Interesting post from The Answer Sheet today. Valerie Strauss asked both national teachers unions about their positions when it comes to supporting teachers who refuse to administer standardized tests.
Read the post carefully. It does not say that teachers in isolation, or in small clusters, should start their own opt-out actions at schools and then dial up the the national unions expecting help. The statements from the national unions suggest that when teachers gather all of their facts, present sound educational reasoning, and stand together in a school or district, working in concert with their local associations, then the national unions support such actions.
As much as many individual teachers would like to grab this headline and start opting out of everything, I think they should heed these statements and work more deliberately to build consensus at the local level.

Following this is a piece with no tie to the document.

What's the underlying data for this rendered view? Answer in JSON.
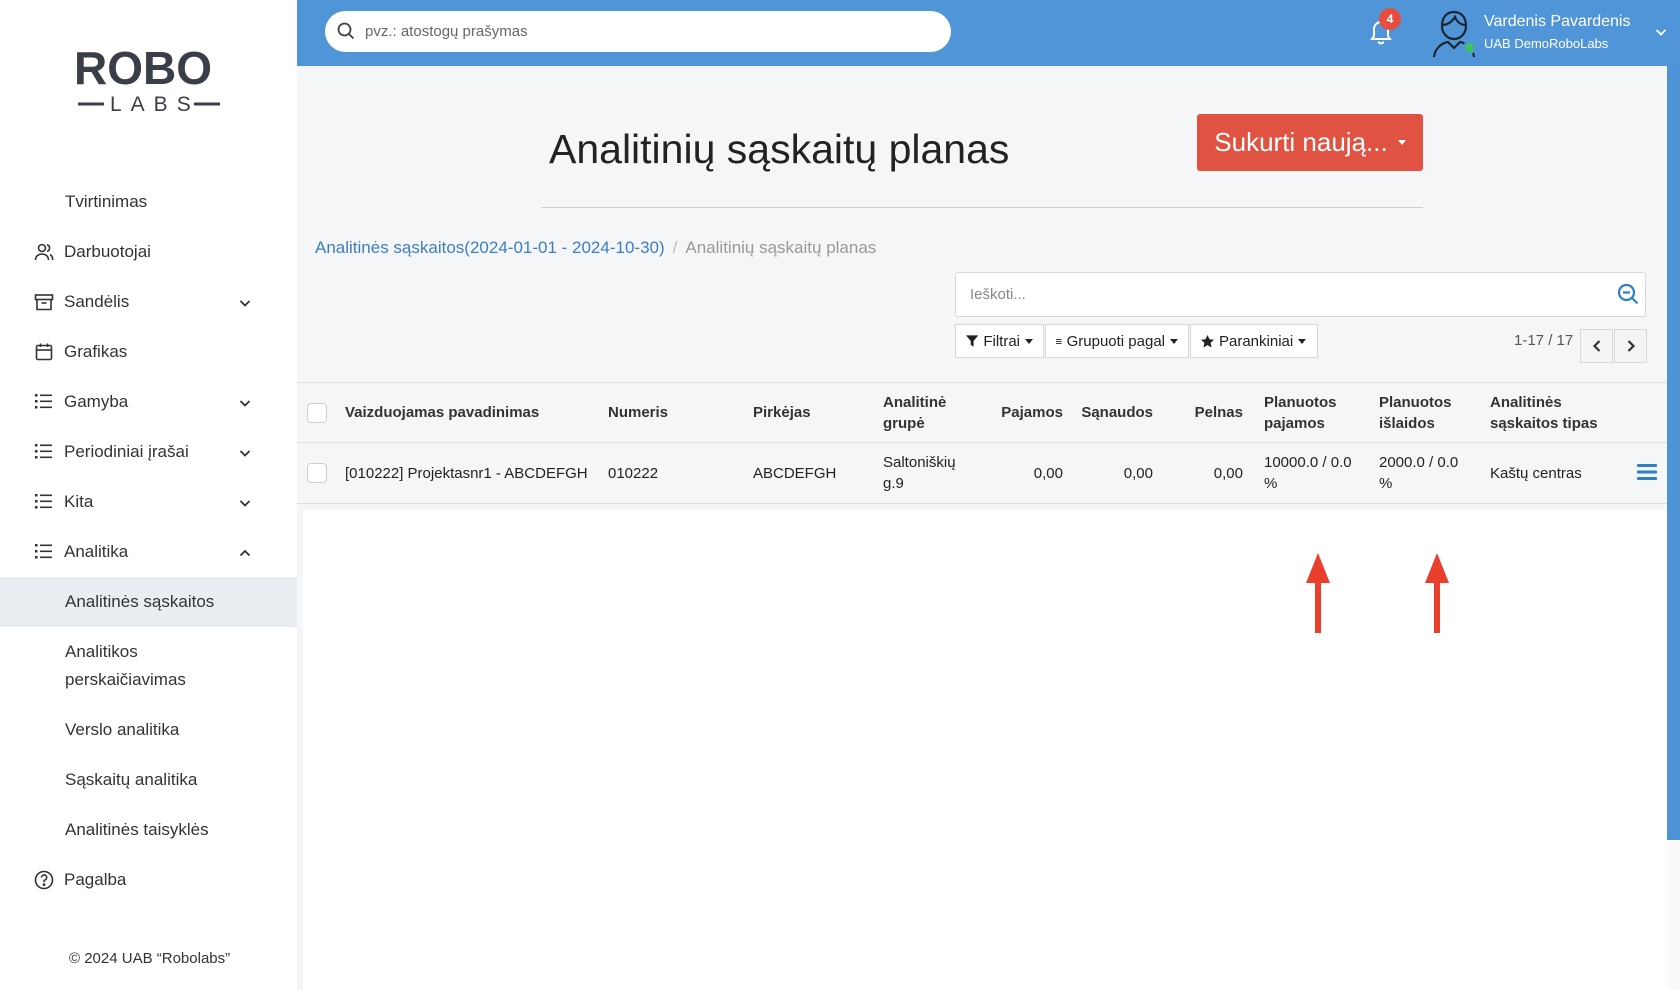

I also wouldn’t read into this much support at this time for a massive Common Core resistance – though the precedent and the language might be there to push the unions further in that regard. Note however that the model cited here is Garfield HS in Seattle, where the test being boycotted was not a Common Core test. Another recent high-profile example from Florida concerned a test that was not part of Common Core.
I have no particular sympathy for district, state, or federal education leaders who might view these statements as a provocation. The backlash against the misuse of standardized testing is entirely earned. Fetishization of student testing data, the faith-based use of value-added measures for teacher evaluations, and hyper-accountability directed only towards schools and not towards policy makers, have all contributed to the problem. Those who push unwise policies based on unsubstantiated rhetoric have shown a lack of respect and trust towards teachers, and are reaping what they’ve sown.